Melissa Doherty, Taiji Matsue, Alex Maclean, Lucas Monaco, Ross Racine, and Sarah Trigg
Cristinerose Gallery is pleased to announce the opening of From Above and Beyond: New Perspectives in Contemporary Landscape, a group exhibition of artists who revisit landscape through photography, painting and drawing. Instead of looking outward at the frontier space in the grand tradition of landscape painting, the works in the exhibition look down at and beyond the spaces prescribed and sometimes manipulated by the artist’s view of the world and its territories.
The works in the exhibition combine elements of representation and abstraction, grid and pattern, memory and illusion, observation and imagination. Whether hovering above structured towns or colorful countryside, harbors and highways or tidal basins and mountain ranges, all of the artists examine the relationships between the man-made and the natural, urban and rural, and the worlds of power, labor, appropriation, identity and leisure carrying social, political, geological, historical messages.
Sarah Trigg addresses disasters both natural and man-made and how they affect the land and its inhabitants. Her paintings are inspired by news headlines. Images of events both man-made (i.e. bombs, glacial drilling) and natural (i.e. hurricanes, algae blooms) which marked the earth’s surface on a chosen date are collated into a single, multilayered view, projecting the physical and spiritual tensions between a technologized culture and the natural landscape.
Melissa Doherty’s paintings are a careful depiction of the geometric structures of urban greenery. The landscape is seen from a near-perpendicular perspective, so that all sense of volume is lost from the landscape in favor of the geometry of roofs and the strange vitality of vegetation extending to the edge of the composition. It is as if these organized zones, isolated on a pallid background but for the occasional road that ends abruptly at the edges of the painting, form a critique of our expectations of and interventions in nature, and of how we structure our territories. It is a social topography; the aerial point of view brings to mind the highly topical question of how territories are kept unr surveillance and appropriated. Doherty offers us a simultaneous sense of comfort and isolation, prodding us to confront our expectations of the landscapes and the interventions we inflict on it.
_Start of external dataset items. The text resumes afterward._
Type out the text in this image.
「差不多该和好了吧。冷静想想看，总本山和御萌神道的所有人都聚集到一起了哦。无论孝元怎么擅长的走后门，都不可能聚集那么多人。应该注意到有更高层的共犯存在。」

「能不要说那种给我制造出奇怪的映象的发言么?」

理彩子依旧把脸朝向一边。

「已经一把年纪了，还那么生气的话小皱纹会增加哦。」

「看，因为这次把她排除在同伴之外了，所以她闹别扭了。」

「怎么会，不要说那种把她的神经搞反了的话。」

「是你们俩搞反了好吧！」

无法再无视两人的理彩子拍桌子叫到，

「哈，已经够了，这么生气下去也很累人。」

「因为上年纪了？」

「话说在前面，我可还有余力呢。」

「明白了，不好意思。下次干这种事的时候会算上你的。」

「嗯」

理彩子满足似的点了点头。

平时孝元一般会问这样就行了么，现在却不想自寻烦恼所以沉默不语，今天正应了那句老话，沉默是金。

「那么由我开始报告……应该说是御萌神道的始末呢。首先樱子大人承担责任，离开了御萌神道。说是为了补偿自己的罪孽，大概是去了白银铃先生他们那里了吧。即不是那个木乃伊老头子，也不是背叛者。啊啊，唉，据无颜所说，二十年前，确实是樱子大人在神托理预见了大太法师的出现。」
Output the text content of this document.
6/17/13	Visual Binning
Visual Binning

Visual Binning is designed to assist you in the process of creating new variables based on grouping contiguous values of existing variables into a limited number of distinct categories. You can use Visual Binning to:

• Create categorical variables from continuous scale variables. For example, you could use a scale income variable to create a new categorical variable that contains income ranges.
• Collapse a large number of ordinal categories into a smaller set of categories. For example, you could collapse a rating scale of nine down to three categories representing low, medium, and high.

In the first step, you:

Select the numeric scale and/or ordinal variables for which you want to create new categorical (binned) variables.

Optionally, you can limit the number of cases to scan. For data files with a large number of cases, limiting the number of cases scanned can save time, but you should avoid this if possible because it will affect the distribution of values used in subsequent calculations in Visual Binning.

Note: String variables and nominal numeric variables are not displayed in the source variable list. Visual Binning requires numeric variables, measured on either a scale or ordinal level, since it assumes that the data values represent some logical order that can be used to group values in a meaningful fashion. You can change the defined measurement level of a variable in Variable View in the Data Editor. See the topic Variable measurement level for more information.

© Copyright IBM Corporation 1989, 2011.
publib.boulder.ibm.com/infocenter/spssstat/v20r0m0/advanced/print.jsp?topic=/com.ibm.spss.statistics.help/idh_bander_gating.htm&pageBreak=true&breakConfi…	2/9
Ross Racine’s freehand drawings, created directly on the computer, can be interpreted equally as models for planned communities or as aerial views of fictional suburbs, reflecting the dual role of the computer as a tool for urban planning and image capture. Encouraging a reflective attitude by its perpendicular and distant viewpoint, the aerial view is used to comment on human occupation and transformation of the natural landscape. In addition, the obviously invented nature of these suburbs exaggerates existing situations and explores the investigative domain of science fiction. Examining the relation between design and actual lived experience, the works subvert the apparent rationality of urban design, exposing conflicts that lie beneath the surface. These digital drawings are a commentary on the dreams and fear of suburban culture.
Lucas Monaco’s drawings chronicle the histories of selected landscapes by using the map as motif. The ideas of individuals and communities that have left their mark on a city and the architectural and physical structures there that have persisted over time are combined with the impressions left by political and economic influences to form a cohesive unit. The singular outcome facilitates a view that is a simulation of objectivity. Its mixture of patterns and visual events constructs a plane integrating both random and rational development. Urban planning and development, architecture, and the role of socio-economic and community trends in forming an environment are the subjects of his work, as they play the dual role of formal picture-making and individual concerns about the broad public landscape.
The duality between aesthetics and utility is consciously exploited by Alex MacLean and Taiji Matsue, who, in their own distinct ways, work to create aesthetic imagery out of raw topographical data in order to pose questions related to perception, the environment, and human industry. Alex MacLean’s aerial photographs capture the human transformation of the environment. He manipulates landscape elements into abstracted, two dimensional forms, uncovering in the process nature’s logic, scale, and complexity.
Taiji Matsue evokes the impression of aerial photographs to create visual separation between the observer and the subject. He is fascinated by the epidermis of the earth that is revealed as a collage of organic and artificial structures. However, his visions of the landscape are neither spectacular nor picturesque. They refuse to dramatize the moment or the view.